[AMD] TunableOp take priority over DISABLE_ADDMM_HIP_LT (#124161)

Summary: It seems super confusing that if we set DISABLE_ADDMM_HIP_LT + PYTORCH_TUNABLEOP_ENABLED, the former takes priority. This is because the former goes through the gemm_and_bias and tunable op is integrated with gemm path. Before we can integrate tunable op with gemm_and_bias, we'll probably just let tunable op takes priority Test Plan: Run a simple linear program and verified. Differential Revision: D56183954 Pull Request resolved: https://github.com/pytorch/pytorch/pull/124161 Approved by: https://github.com/jeffdaily, https://github.com/nmacchioni
2025-12-06 12:20:52 +01:00 · 2024-04-19 19:08:06 +00:00 · 2024-04-19 19:08:06 +00:00 · 661fd23640
commit 661fd23640
parent f87c788a34
1 changed files with 7 additions and 0 deletions
--- a/aten/src/ATen/native/cuda/Blas.cpp
+++ b/aten/src/ATen/native/cuda/Blas.cpp
@ -6,6 +6,7 @@
 #include <ATen/OpMathType.h>
 #include <ATen/TensorUtils.h>
 #include <ATen/cuda/CUDABlas.h>
+#include <ATen/cuda/tunable/Tunable.h>
 #include <ATen/native/Resize.h>
 #include <c10/util/MaybeOwned.h>

@ -174,6 +175,12 @@ cuda::blas::GEMMAndBiasActivationEpilogue activation_to_gemm_and_blas_arg(Activa
 static bool getDisableAddmmCudaLt() {
    static const char* env_value = std::getenv("DISABLE_ADDMM_CUDA_LT");
 #ifdef USE_ROCM
+    // if we enable tunable op, it'll take priority over just hipblaslt (heuristics)

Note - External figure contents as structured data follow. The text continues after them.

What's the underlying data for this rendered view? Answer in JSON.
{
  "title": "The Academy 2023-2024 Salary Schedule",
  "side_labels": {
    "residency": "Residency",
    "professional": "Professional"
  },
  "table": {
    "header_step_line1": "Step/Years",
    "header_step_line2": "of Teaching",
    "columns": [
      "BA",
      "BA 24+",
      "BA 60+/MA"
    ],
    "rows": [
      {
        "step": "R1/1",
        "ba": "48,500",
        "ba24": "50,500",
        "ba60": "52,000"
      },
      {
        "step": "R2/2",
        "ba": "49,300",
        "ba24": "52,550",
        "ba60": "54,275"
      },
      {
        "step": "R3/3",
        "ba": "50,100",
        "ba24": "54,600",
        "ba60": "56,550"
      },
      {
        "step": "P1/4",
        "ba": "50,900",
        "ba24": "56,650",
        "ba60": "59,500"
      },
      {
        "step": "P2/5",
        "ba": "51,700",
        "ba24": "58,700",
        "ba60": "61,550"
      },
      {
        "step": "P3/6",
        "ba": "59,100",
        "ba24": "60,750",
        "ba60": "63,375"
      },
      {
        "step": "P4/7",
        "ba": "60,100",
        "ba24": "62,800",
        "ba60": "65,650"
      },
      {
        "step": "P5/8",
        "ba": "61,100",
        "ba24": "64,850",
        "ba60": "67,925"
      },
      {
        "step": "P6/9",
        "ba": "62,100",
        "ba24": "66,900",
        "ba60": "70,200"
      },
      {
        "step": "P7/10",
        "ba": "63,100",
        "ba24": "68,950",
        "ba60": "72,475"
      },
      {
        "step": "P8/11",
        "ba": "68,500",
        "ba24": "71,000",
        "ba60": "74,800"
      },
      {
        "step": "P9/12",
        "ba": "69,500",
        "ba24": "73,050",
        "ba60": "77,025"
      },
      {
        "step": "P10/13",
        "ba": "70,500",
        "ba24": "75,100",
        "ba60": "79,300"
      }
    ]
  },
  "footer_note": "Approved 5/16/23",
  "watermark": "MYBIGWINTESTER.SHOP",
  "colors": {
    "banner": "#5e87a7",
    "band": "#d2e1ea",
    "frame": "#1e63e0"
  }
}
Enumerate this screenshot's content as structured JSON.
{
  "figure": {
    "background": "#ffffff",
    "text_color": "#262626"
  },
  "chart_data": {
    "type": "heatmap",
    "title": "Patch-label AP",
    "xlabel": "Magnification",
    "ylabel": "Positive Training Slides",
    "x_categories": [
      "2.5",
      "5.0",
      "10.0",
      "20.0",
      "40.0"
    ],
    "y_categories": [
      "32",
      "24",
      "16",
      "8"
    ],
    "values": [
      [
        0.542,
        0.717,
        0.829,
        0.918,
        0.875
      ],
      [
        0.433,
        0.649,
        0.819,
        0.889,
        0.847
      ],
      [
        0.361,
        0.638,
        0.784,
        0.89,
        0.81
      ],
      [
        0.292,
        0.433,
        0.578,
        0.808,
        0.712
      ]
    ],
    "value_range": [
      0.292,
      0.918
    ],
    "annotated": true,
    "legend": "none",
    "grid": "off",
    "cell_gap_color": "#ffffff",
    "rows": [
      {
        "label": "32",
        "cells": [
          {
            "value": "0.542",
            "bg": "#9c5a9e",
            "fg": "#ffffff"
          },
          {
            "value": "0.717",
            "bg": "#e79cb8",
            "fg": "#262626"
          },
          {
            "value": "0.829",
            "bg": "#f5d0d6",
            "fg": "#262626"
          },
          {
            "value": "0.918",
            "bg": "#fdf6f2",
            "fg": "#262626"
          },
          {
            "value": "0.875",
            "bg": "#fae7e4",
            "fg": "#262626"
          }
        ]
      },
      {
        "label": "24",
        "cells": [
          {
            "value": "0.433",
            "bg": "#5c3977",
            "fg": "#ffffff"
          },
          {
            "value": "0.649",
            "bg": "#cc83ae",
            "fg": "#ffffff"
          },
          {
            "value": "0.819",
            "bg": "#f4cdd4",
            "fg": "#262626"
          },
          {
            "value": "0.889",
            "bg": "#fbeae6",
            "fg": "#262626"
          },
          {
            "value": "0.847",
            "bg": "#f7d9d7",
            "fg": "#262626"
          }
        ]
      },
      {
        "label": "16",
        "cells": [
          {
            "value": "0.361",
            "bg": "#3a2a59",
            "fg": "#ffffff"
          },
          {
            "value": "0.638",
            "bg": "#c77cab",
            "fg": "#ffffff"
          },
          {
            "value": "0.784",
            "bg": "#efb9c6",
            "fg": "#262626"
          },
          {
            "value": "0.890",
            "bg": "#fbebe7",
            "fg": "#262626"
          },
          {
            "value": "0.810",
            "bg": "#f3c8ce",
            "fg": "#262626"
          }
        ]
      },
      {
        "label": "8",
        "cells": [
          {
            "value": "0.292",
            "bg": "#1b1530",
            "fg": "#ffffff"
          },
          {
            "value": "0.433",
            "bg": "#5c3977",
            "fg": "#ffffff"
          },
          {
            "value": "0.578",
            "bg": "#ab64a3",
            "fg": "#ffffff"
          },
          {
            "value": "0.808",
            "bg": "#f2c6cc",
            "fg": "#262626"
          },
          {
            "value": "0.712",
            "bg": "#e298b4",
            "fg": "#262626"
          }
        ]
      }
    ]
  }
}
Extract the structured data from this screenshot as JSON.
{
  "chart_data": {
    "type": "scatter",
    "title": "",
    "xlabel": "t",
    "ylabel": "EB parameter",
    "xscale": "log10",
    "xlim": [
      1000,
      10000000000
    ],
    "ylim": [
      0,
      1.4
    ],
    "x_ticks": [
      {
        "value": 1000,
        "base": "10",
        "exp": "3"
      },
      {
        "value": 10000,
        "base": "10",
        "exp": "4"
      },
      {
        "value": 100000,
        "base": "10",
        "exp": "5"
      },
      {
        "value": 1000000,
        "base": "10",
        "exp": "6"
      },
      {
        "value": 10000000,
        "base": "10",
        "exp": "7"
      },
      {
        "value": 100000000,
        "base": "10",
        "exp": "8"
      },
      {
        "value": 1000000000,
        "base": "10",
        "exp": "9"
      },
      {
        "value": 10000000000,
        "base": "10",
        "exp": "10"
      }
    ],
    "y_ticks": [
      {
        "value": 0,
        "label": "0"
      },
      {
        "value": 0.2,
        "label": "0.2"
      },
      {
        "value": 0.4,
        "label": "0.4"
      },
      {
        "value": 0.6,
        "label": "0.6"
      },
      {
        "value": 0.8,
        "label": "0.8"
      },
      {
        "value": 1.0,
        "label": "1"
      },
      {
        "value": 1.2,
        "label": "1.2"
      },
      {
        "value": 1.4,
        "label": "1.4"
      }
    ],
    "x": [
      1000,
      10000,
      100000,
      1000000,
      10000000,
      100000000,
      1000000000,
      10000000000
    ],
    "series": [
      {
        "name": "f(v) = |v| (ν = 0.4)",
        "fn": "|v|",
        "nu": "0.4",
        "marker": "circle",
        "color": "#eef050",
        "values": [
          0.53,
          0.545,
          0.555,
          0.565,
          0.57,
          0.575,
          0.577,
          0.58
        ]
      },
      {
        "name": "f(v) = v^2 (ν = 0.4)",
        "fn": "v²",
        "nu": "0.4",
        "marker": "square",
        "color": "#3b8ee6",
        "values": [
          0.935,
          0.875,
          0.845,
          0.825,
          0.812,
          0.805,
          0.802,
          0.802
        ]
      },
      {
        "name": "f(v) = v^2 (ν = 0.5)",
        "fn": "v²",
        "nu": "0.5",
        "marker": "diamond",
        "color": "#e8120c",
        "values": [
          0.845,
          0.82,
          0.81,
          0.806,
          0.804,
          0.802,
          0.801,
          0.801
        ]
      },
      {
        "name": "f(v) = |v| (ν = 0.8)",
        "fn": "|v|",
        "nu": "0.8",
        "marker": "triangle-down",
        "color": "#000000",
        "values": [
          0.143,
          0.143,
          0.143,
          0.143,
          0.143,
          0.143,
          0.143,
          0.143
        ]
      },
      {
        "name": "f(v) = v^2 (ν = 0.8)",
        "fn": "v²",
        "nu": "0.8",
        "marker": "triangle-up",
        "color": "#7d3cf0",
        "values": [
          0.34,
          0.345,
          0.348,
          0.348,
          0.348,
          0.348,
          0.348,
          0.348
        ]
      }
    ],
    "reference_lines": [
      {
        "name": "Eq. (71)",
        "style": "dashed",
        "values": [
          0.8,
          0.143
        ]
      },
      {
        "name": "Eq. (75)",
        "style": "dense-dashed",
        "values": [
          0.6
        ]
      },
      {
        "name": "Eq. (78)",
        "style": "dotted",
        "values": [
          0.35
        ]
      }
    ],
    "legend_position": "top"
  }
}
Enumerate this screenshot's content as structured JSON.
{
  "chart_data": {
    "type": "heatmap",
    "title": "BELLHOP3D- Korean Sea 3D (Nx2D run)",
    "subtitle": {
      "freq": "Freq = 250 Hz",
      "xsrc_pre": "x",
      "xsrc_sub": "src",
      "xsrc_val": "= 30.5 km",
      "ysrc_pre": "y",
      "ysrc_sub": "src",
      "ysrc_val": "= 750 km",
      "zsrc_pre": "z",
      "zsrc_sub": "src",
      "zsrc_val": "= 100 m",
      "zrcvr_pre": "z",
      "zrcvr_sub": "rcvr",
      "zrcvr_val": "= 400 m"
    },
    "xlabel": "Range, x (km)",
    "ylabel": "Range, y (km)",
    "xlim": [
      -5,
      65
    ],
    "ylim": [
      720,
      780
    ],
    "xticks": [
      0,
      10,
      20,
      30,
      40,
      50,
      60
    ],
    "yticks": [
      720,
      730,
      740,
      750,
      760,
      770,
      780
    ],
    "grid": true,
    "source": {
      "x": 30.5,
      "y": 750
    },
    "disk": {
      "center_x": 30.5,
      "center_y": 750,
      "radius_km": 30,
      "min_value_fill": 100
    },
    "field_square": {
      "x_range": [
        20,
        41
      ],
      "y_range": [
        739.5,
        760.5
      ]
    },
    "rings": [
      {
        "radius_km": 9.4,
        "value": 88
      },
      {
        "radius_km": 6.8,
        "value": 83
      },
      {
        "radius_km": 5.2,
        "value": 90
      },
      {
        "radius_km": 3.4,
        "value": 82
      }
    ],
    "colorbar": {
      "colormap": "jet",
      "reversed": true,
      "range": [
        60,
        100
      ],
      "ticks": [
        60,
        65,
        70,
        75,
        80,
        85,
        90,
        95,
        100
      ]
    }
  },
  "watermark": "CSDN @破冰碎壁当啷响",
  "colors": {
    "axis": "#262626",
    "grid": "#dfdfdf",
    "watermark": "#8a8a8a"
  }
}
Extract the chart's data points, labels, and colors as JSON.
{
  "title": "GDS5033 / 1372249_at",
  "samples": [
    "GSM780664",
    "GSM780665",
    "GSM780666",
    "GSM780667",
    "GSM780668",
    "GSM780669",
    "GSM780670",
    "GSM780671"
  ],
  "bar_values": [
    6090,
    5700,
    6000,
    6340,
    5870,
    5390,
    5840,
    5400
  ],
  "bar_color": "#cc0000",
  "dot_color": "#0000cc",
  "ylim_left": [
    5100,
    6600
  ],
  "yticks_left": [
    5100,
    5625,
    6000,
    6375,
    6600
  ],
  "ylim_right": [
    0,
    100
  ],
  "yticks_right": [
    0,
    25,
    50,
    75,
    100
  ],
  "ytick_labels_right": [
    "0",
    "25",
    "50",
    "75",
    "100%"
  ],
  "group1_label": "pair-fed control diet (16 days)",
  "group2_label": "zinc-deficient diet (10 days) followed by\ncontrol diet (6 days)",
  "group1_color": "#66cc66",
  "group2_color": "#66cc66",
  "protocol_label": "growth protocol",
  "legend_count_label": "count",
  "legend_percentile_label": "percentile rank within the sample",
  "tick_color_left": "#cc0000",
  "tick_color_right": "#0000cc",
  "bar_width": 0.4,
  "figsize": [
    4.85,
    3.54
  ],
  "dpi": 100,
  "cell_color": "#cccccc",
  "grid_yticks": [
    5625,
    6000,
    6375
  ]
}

+    // note the current tunable op is not the hipblaslt path (gemm_and_bias)
+    auto tuning_ctx = at::cuda::tunable::getTuningContext();
+    if (tuning_ctx->IsTunableOpEnabled()) {
+      return true;
+    }
    // allow both CUDA and HIP env var names for ROCm builds
    // also, current default for ROCm builds is disable by default
    if (env_value == nullptr) {